- Chevelier Location in Florida
- Coordinates: 25°43′13″N 81°12′59″W﻿ / ﻿25.72028°N 81.21639°W
- Country: United States of America
- State: Florida
- County: Monroe County
- Founded by: James F. Jaudon
- Named after: Chevelier Corporation

= Chevelier, Florida =

Chevelier was a planned community located near Chevelier Point on Chevelier Bay, currently in the Everglades National Park. It is in Monroe County, Florida, United States.

== History ==
Chevelier, Florida was a community in which plans started in 1916 by James F. Jaudon, a Miami businessman. At the time during the early 20th century, many commercial developers such as Jaudon sought to drain and use it as an agricultural area.
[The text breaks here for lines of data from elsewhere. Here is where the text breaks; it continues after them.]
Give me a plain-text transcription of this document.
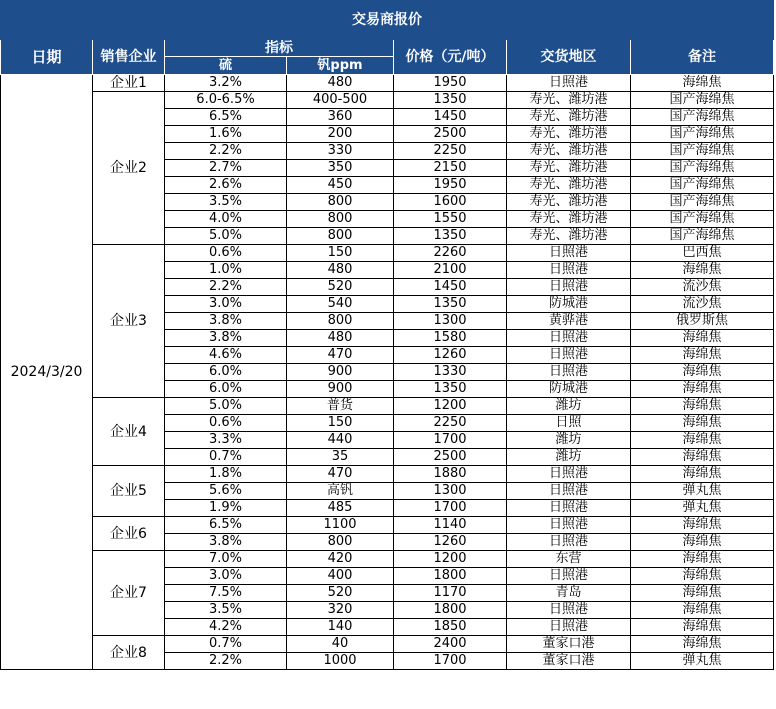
交易商报价						
日期	销售企业	指标		价格（元/吨）	交货地区	备注
		硫	钒ppm			
2024/3/20	企业1	3.2%	480	1950	日照港	海绵焦
	企业2	6.0-6.5%	400-500	1350	寿光、潍坊港	国产海绵焦
		6.5%	360	1450	寿光、潍坊港	国产海绵焦
		1.6%	200	2500	寿光、潍坊港	国产海绵焦
		2.2%	330	2250	寿光、潍坊港	国产海绵焦
		2.7%	350	2150	寿光、潍坊港	国产海绵焦
		2.6%	450	1950	寿光、潍坊港	国产海绵焦
		3.5%	800	1600	寿光、潍坊港	国产海绵焦
		4.0%	800	1550	寿光、潍坊港	国产海绵焦
		5.0%	800	1350	寿光、潍坊港	国产海绵焦
	企业3	0.6%	150	2260	日照港	巴西焦
		1.0%	480	2100	日照港	海绵焦
		2.2%	520	1450	日照港	流沙焦
		3.0%	540	1350	防城港	流沙焦
		3.8%	800	1300	黄骅港	俄罗斯焦
		3.8%	480	1580	日照港	海绵焦
		4.6%	470	1260	日照港	海绵焦
		6.0%	900	1330	日照港	海绵焦
		6.0%	900	1350	防城港	海绵焦
	企业4	5.0%	普货	1200	潍坊	海绵焦
		0.6%	150	2250	日照	海绵焦
		3.3%	440	1700	潍坊	海绵焦
		0.7%	35	2500	潍坊	海绵焦
	企业5	1.8%	470	1880	日照港	海绵焦
		5.6%	高钒	1300	日照港	弹丸焦
		1.9%	485	1700	日照港	弹丸焦
	企业6	6.5%	1100	1140	日照港	海绵焦
		3.8%	800	1260	日照港	海绵焦
	企业7	7.0%	420	1200	东营	海绵焦
		3.0%	400	1800	日照港	海绵焦
		7.5%	520	1170	青岛	海绵焦
		3.5%	320	1800	日照港	海绵焦
		4.2%	140	1850	日照港	海绵焦
	企业8	0.7%	40	2400	董家口港	海绵焦
		2.2%	1000	1700	董家口港	弹丸焦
Jaudon created a corporation called the Chevelier Corporation to help sales. It was advertised that it was perfect land for sugarcane and agricultural usage. Land in Chevelier was $20 an acre. An advertisement map states that it had a half a million acres of land, 148,000,000 feet of timber that existed on the tract it was on. The flyer later states that it would have a scenic area preserved nearby. The Tamiami Trail was being proposed at the time which would help his city to develop he got very involved in the construction of it. When the trail was completed in 1928, there was not as large of an amount of development as expected and the Chevelier Corporation declared bankruptcy in 1937. It was then sold off to the federal government for back taxes. In 1947 the area became a part of the Everglades National Park and still is to the present.